So, if selling isn’t a profession, could we at least consider it a trade — like being a skilled carpenter, electrician, or mechanic? I’m afraid not!
While there are a lot of people who can do carpentry, electrical work, or fix a car, the people who have earned the right to truly call themselves carpenters, electricians, or auto mechanics have all had to complete a prescribed educational program, serve an apprenticeship under the wing of a seasoned member of the trade, and be formally licensed by the government before they can officially call themselves a member of their trade. There is no such criterion for being considered a salesperson.
We’re Making Progress
Having said that, both the Canadian Professional Sales Association (CPSA) in Canada and the National Association of Sales Professionals (NASP) as well as the United Professional Sales Association (UPSA) in the U.S. have been championing certification programs in their respective countries.
Some industries, such as the automotive industry, have set up their own certification programs.
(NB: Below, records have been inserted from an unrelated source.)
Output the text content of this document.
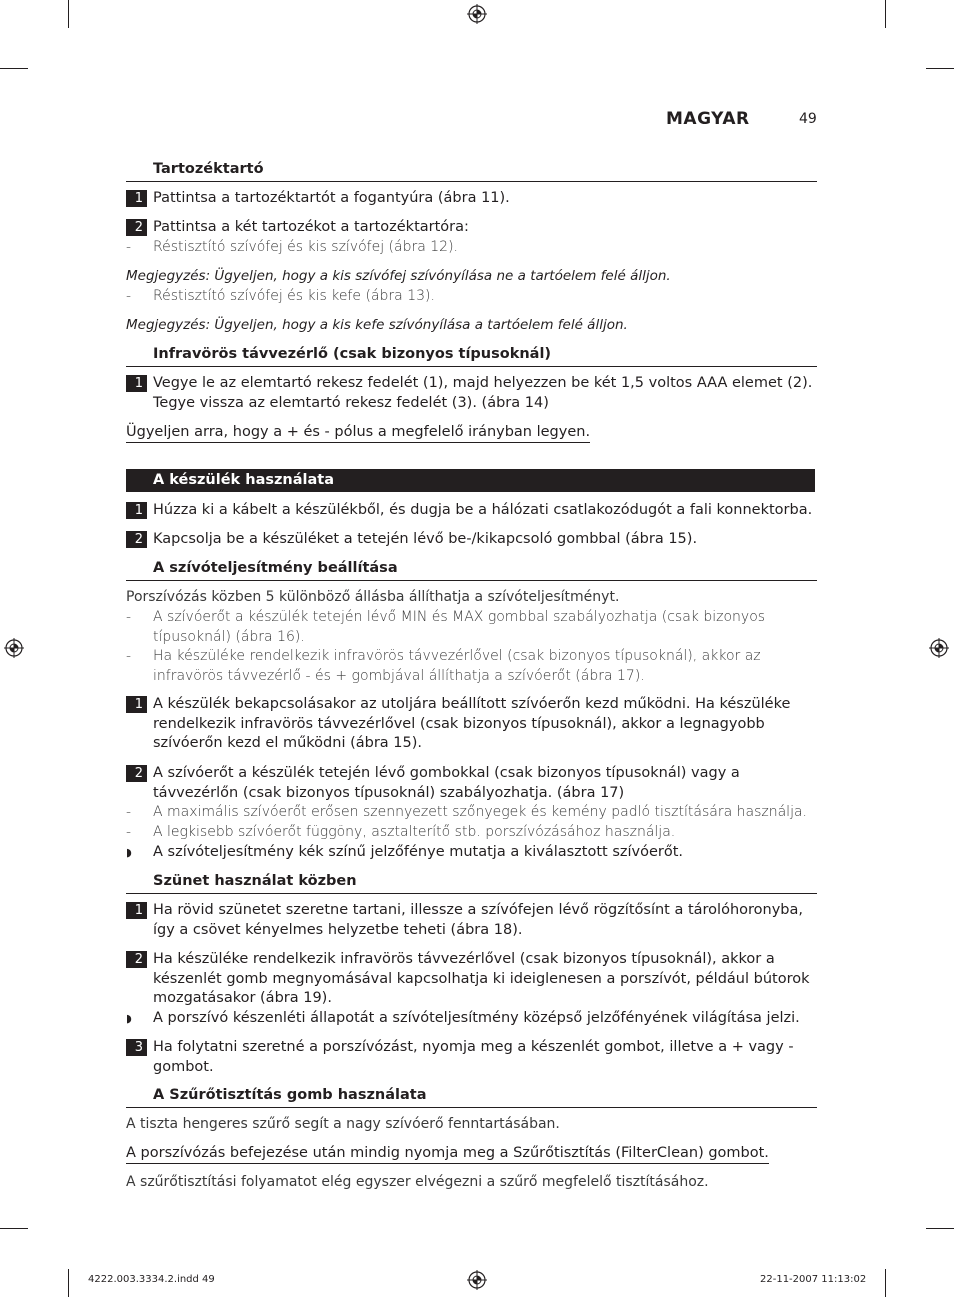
MAGYAR	49
Tartozéktartó
1 Pattintsa a tartozéktartót a fogantyúra (ábra 11).
2 Pattintsa a két tartozékot a tartozéktartóra:
- Réstisztító szívófej és kis szívófej (ábra 12).
Megjegyzés: Ügyeljen, hogy a kis szívófej szívónyílása ne a tartóelem felé álljon.
- Réstisztító szívófej és kis kefe (ábra 13).
Megjegyzés: Ügyeljen, hogy a kis kefe szívónyílása a tartóelem felé álljon.
Infravörös távvezérlő (csak bizonyos típusoknál)
1 Vegye le az elemtartó rekesz fedelét (1), majd helyezzen be két 1,5 voltos AAA elemet (2). Tegye vissza az elemtartó rekesz fedelét (3). (ábra 14)
Ügyeljen arra, hogy a + és - pólus a megfelelő irányban legyen.
A készülék használata
1 Húzza ki a kábelt a készülékből, és dugja be a hálózati csatlakozódugót a fali konnektorba.
2 Kapcsolja be a készüléket a tetején lévő be-/kikapcsoló gombbal (ábra 15).
A szívóteljesítmény beállítása
Porszívózás közben 5 különböző állásba állíthatja a szívóteljesítményt.
- A szívóerőt a készülék tetején lévő MIN és MAX gombbal szabályozhatja (csak bizonyos típusoknál) (ábra 16).
- Ha készüléke rendelkezik infravörös távvezérlővel (csak bizonyos típusoknál), akkor az infravörös távvezérlő - és + gombjával állíthatja a szívóerőt (ábra 17).
1 A készülék bekapcsolásakor az utoljára beállított szívóerőn kezd működni. Ha készüléke rendelkezik infravörös távvezérlővel (csak bizonyos típusoknál), akkor a legnagyobb szívóerőn kezd el működni (ábra 15).
2 A szívóerőt a készülék tetején lévő gombokkal (csak bizonyos típusoknál) vagy a távvezérlőn (csak bizonyos típusoknál) szabályozhatja. (ábra 17)
- A maximális szívóerőt erősen szennyezett szőnyegek és kemény padló tisztítására használja.
- A legkisebb szívóerőt függöny, asztalterítő stb. porszívózásához használja.
◗ A szívóteljesítmény kék színű jelzőfénye mutatja a kiválasztott szívóerőt.
Szünet használat közben
1 Ha rövid szünetet szeretne tartani, illessze a szívófejen lévő rögzítősínt a tárolóhoronyba, így a csövet kényelmes helyzetbe teheti (ábra 18).
2 Ha készüléke rendelkezik infravörös távvezérlővel (csak bizonyos típusoknál), akkor a készenlét gomb megnyomásával kapcsolhatja ki ideiglenesen a porszívót, például bútorok mozgatásakor (ábra 19).
◗ A porszívó készenléti állapotát a szívóteljesítmény középső jelzőfényének világítása jelzi.
3 Ha folytatni szeretné a porszívózást, nyomja meg a készenlét gombot, illetve a + vagy - gombot.
A Szűrőtisztítás gomb használata
A tiszta hengeres szűrő segít a nagy szívóerő fenntartásában.
A porszívózás befejezése után mindig nyomja meg a Szűrőtisztítás (FilterClean) gombot.
A szűrőtisztítási folyamatot elég egyszer elvégezni a szűrő megfelelő tisztításához.
4222.003.3334.2.indd 49	22-11-2007 11:13:02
These programs are, by their nature, industry specific whereas the CPSA, NASP, and UPSA programs certify you as a salesperson period, not just a certified automobile salesperson.
I strongly applaud the efforts of CPSA, NASP, and UPSA. In fact, I’ve gone through the CPSA certification process myself.
The CPSA program has made an effort to address many of the elements of being a profession that I noted above. They have a code of ethics for us to live and work by. They’ve established educational criteria and experience levels required for certification. They have a formal examination, both written and oral, that you must pass — and not everyone passes. I know, because I’m an examiner for them and if you don’t know your stuff, you don’t earn the right to wear the CSP designation.
What Can You Do
Unfortunately, I feel these programs will only take off after more and more of us get our CSP designation (Certified Sales Professional) and more employers start asking job candidates if they are a CSP.
As a salesperson, isn’t it time you looked into getting certified? A grass-roots movement by sales professionals to get themselves certified and then display the advantages of certification to the business world might just get us recognized as the professionals we strive to be.
Certification would also help differentiate us from the sales wannabees who haven’t the interest, drive, and discipline to develop their professional selling skills.
Isn’t it time for the many of you who do have the interest, drive, and desire to make a difference to do something about it. Getting certified is certainly something you can do.
If you’re in sales for the long haul, why not take the time to earn your professional salesperson designation, whether it’s the CSP in Canada or CPSP in the US. Show people you’re not just a salesperson, but a professional salesperson. Show your prospects that you’re worthy of their trust and their respect.
Whether or not we truly become a profession depends upon us. Will you do your share?